To prevent that from happening, China's central bank increases the market supply of yuan. It sells as many extra yuan as the market wants, targeting a rate of around 6.83 to the US dollar. "It's a massive operation," says Nicholas Lardy, a top expert on China's economy at the Peterson Institute for International Economics in Washington, D.C. "For a big economy like China's, the scale of intervention in the market is without precedent in global history."

Why is China keeping its currency undervalued?

The short answer is that it keeps Chinese exports cheap. That helps Chinese firms make money and keeps China's export-driven factories humming. A cheap yuan also means political stability in a nation where tens of millions of Chinese peasants need jobs.

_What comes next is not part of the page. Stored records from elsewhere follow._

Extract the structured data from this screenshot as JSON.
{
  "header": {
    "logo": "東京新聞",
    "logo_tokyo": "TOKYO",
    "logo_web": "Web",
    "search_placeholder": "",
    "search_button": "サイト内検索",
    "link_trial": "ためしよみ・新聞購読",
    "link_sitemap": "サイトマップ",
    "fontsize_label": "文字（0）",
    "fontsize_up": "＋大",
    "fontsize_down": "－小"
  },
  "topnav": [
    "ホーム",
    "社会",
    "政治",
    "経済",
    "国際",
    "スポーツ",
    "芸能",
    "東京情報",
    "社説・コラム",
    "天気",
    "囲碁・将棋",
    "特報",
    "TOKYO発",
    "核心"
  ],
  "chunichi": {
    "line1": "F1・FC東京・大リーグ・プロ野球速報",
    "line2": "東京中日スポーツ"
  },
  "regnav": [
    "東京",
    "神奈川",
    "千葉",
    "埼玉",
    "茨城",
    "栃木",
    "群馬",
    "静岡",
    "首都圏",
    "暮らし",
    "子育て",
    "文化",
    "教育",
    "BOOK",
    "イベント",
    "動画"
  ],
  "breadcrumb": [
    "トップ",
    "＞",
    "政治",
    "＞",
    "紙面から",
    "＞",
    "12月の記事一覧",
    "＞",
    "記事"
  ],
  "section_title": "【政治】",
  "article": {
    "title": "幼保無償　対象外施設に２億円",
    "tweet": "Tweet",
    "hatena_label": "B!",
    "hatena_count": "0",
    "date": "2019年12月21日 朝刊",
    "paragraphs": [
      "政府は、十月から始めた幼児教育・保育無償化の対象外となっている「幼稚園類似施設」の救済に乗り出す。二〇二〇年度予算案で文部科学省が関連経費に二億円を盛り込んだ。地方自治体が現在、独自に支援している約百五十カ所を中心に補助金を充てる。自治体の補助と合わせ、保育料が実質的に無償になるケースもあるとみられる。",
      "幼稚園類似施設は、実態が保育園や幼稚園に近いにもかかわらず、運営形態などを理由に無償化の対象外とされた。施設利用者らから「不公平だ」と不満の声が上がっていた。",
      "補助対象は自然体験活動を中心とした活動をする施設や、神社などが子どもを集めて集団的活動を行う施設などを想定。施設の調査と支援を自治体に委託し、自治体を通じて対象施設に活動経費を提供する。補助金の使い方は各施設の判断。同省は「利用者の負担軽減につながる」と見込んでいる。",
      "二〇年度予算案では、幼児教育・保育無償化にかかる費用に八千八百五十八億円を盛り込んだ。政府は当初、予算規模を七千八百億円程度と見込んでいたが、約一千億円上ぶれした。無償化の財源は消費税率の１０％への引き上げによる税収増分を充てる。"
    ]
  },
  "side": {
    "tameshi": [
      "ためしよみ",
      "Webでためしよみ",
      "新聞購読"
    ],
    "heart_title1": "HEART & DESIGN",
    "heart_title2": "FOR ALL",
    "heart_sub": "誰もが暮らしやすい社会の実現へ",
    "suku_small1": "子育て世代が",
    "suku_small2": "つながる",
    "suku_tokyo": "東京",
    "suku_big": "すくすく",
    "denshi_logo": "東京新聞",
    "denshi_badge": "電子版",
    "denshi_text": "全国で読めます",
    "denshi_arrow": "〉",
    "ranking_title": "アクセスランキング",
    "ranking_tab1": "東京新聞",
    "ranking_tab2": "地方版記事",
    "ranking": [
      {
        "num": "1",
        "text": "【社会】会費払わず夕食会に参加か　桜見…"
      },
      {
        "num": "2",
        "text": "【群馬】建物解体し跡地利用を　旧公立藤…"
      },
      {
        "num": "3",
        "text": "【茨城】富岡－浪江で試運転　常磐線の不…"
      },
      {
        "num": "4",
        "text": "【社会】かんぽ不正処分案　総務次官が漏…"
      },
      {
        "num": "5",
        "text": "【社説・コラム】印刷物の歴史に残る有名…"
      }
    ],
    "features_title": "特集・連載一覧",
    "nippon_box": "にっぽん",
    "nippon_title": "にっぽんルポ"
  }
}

Economists say China didn't necessarily set out with the goal of a cheap yuan. In the late 1990s, the yuan was pegged to the US dollar at about 8.28 to 1. No one complained then, Mr. Lardy says, because the US dollar was strengthening.

The problems started around 2001, he says, when the US dollar weakened and took the yuan with it. The US and other trading partners watched with concern as China's trade surplus grew and its foreign-exchange reserves ballooned.

By that time, a powerful interest group had formed in China in support of a cheap yuan. This group included big exporters and politicians in China's coastal provinces, Lardy says. China's currency policy fueled export sales, and kept the money rolling in and the economy booming in those regions.

The US has been pushing China to revalue the yuan for years. When might China change its policy?

China has already changed its currency policy once before. In 2005, after a few years of pressure, it allowed the yuan to begin appreciating slowly. (Policy wonks call this a "managed float" policy.) From then until 2008, the yuan quietly gained more than 20 percent against the dollar.

China stopped doing this when the global economic downturn hit. It returned to a de facto peg to the US dollar. It did this to protect its exporters and ensure economic stability amid tough global conditions.

Now, economists say Beijing is waiting for clearer signs of a strong global recovery before going back to the "managed float" policy.

Lardy expects that China may begin allowing the yuan to appreciate against the dollar "in the next few weeks," and that we could see a 4 to 6 percent appreciation against the dollar by the end of the year.

"There are a lot of good domestic reasons for China to allow the renminbi to appreciate," says Lardy, including fighting inflation and helping create more service-sector jobs.

Xie also thinks Beijing may allow the yuan to appreciate this year, but only by a small amount. "China will not be able to make a change big enough to make Americans happy – it's impossible," Xie says.